Artificial Intelligence is the hottest buzzword in computing and business at the moment, and Machine Learning is the cutting edge. If you’re looking to expand your horizons as an IT professional or harness technology to move your business forward, an understanding of how it works will be a huge advantage in the next few years.
I’ve written a basic introduction to the terms AI and ML here, and this article is for those who want to look into the subject a little bit more deeply. There are already a large number of well-supported frameworks available which allow anyone to jump in at the deep-end and by process of trial and error, learn how to use machine learning to solve real-world problems.
These platforms highlighted below vary in complexity and beginner-friendliness. Some of them are fully fledged “as a service” cloud offerings from big players, while some are extensions of existing toolkits like Spark and Python. But one thing they all have in common is a huge amount of freely available help and guidance on the internet.
Amazon Machine Learning
Part of the Amazon Web Services package, AML is a standalone ML development environment, aimed at those who want to get to grips with the subject without getting their hands dirty with coding in Python or other languages. It uses wizards and visualization tools to enable ML operations on data stored in AWS. This may be a limitation if you have data elsewhere that you wish to analyze, but the simple to follow tutorials make it a great introductory tool.
Some great resources for Amazon Machine Learning:
- Amazon Machine Learning developer guide
- Amazon Machine Learning discussion forum
- Introduction to the Principles and Practices of AML – CloudAcademy
- Getting Started with Amazon Machine Learning on YouTube
Google developed TensorFlow to build machine learning into its own systems, but have now released the framework as open source software.

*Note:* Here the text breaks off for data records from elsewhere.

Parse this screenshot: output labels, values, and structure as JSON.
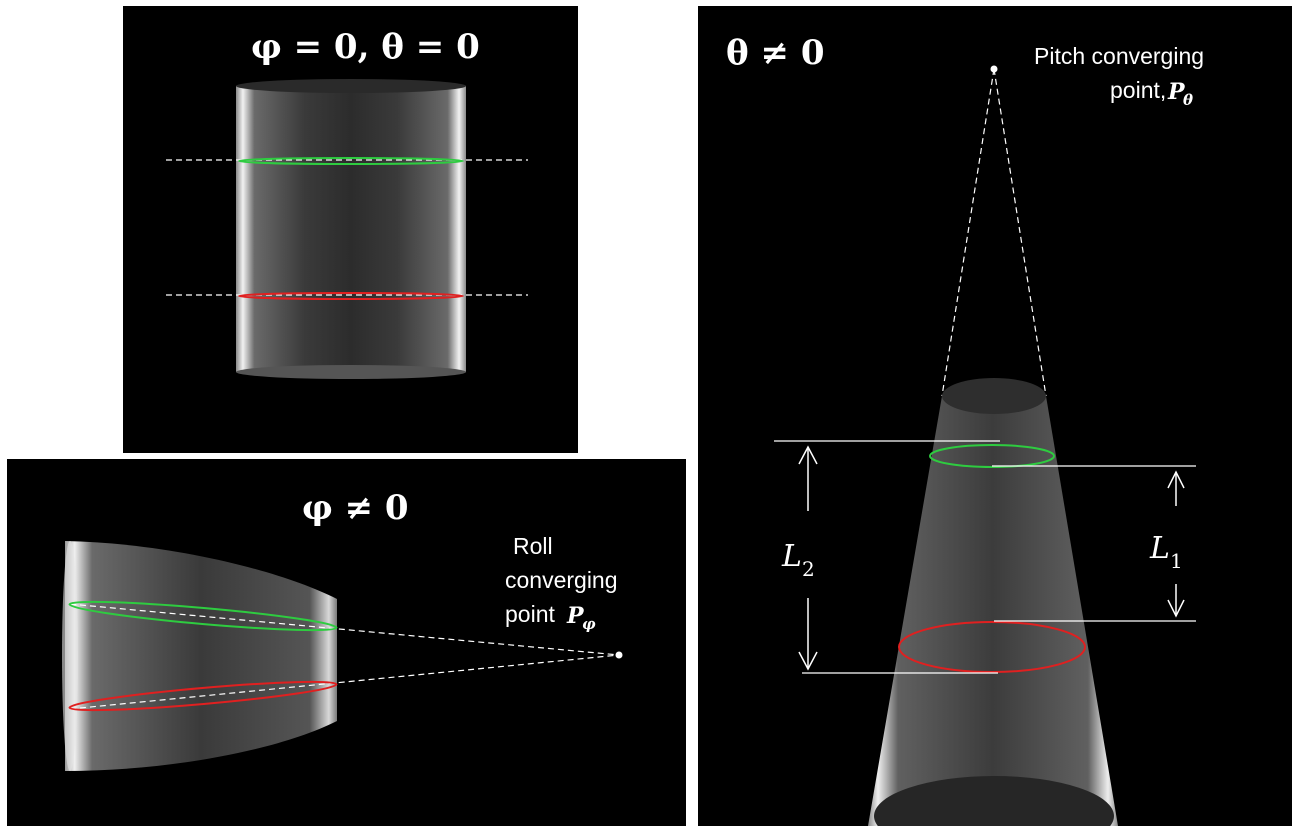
{
  "panel_top_left": {
    "title": "φ = 0, θ = 0"
  },
  "panel_bottom_left": {
    "title": "φ ≠ 0",
    "annotation_line1": "Roll",
    "annotation_line2": "converging",
    "annotation_line3": "point",
    "annotation_symbol": "P",
    "annotation_subscript": "φ"
  },
  "panel_right": {
    "title": "θ ≠ 0",
    "annotation_line1": "Pitch converging",
    "annotation_line2": "point,",
    "annotation_symbol": "P",
    "annotation_subscript": "θ",
    "length_label_1": "L",
    "length_label_1_sub": "1",
    "length_label_2": "L",
    "length_label_2_sub": "2"
  },
  "colors": {
    "background": "#000000",
    "ellipse_upper": "#2ecc40",
    "ellipse_lower": "#e02020",
    "guide_lines": "#ffffff"
  }
}
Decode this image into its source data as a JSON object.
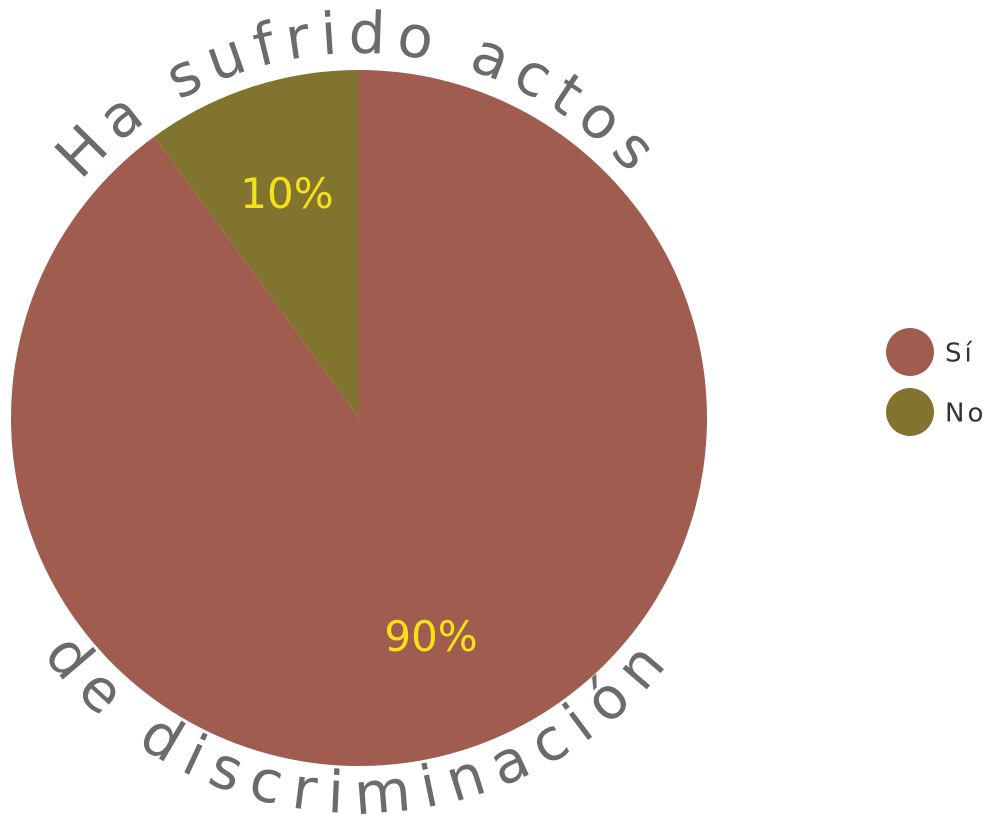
{
  "chart_data": {
    "type": "pie",
    "title": [
      "Ha sufrido actos",
      "de discriminación"
    ],
    "categories": [
      "Sí",
      "No"
    ],
    "values": [
      90,
      10
    ],
    "value_labels": [
      "90%",
      "10%"
    ],
    "colors": [
      "#a05c4f",
      "#80742e"
    ],
    "legend": "right"
  }
}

TensorFlow is said to have replaced earlier technologies at Google for the purposes of developing the AI backbone to its core services such as search, Gmail, and its speech recognition applications. At the moment it is accessed through Python or C++ interfaces so coding knowledge is necessary to jump in and start using it, but there are plenty of resources online to help you get to grips with the fundamentals.
Some great resources for TensorFlow:
Azure Machine Learning Studio
Microsoft has Open Sourced several Machine Learning libraries such as the Distributed Machine Learning Toolkit (DMTK) but AMLS is its as-a-service framework, aimed at enabling organizations to get to grips with deploying machine learning solutions in the Azure cloud.
It offers users a free trial with 10GB of storage and full access to its algorithm libraries for eight hours – enough time to get your head around how it works.
Some great resources for Azure Machine Learning Studio:
- Azure Machine Learning Cheat Sheet
- Microsoft Azure Essentials: Machine Learning Free eBook from Microsoft
This open source platform is another “complete package” solution, offering a web-based user interface alongside access to a library of machine learning routines and algorithms, designed to simplify the process of getting started with ML. It supports working with Excel, R Studio and Tableau and can read data from Hadoop systems, Amazon’s S3 as well as SQL and noSQL databases.
Some great resources for H2O:
Caffe is one of the original deep learning libraries, created by UC Berkley’s AI research lab, and released as open source. As it’s a library it still requires the ability to connect through a programming language (C++, Python, and Matlab interfaces are supported) and it includes pretrained models for recurrent and convolutional neuro networks, which provide the foundation of a lot of today’ most exciting ML work. Like most of the frameworks here is can run using either CPU or more powerful and costly NVidia CUDA GPUs – using the latter it is said to be able to process over 60 million images in a single day. Typically training will be carried out using GPU hardware, before applications are deployed across user machines which are more likely to use CPUs, for less processor-intensive day-to-day use.
A great resource for Caffe:
- NVidia – Getting started with Caffe on YouTube
MLlib is a scalable machine learning library for Apache Spark, so if you already have got to grips with that, then this could make the ideal starting point for an exploration of ML. Spark is one of the most widely used and supported Apache open source projects right now which means there is a wealth of resources for its in-memory data processing framework, with new algorithms continuously in development. Well used algorithms already exist for common ML techniques such as image classification, clustering, decision trees, and regression modelling.
Some great resources for MLlib:
Torch is a widely used open source machine learning development framework, which among many other applications was used in development of much of the AI tech in use by Facebook and Twitter. It allows complex neural net based algorithms to be run across GPU hardware without the need for coding at hardware level. Torch applications are scripted using the LUA programming language, making it a natural choice for those who prefer that language to Python.
Some great resources for Torch:
This list is simply an introduction to a few of the most popular toolkits, extensions and resources for learning and deploying machine learning solutions. Honorable mentions should also go to scikit-learn, Theano, Keras, Veles and Apache Singa. With the huge growth of interest in AI and specifically ML, it’s likely we will see more packages and services designed at lowering the barriers to getting started with this cutting-edge technology in the near future.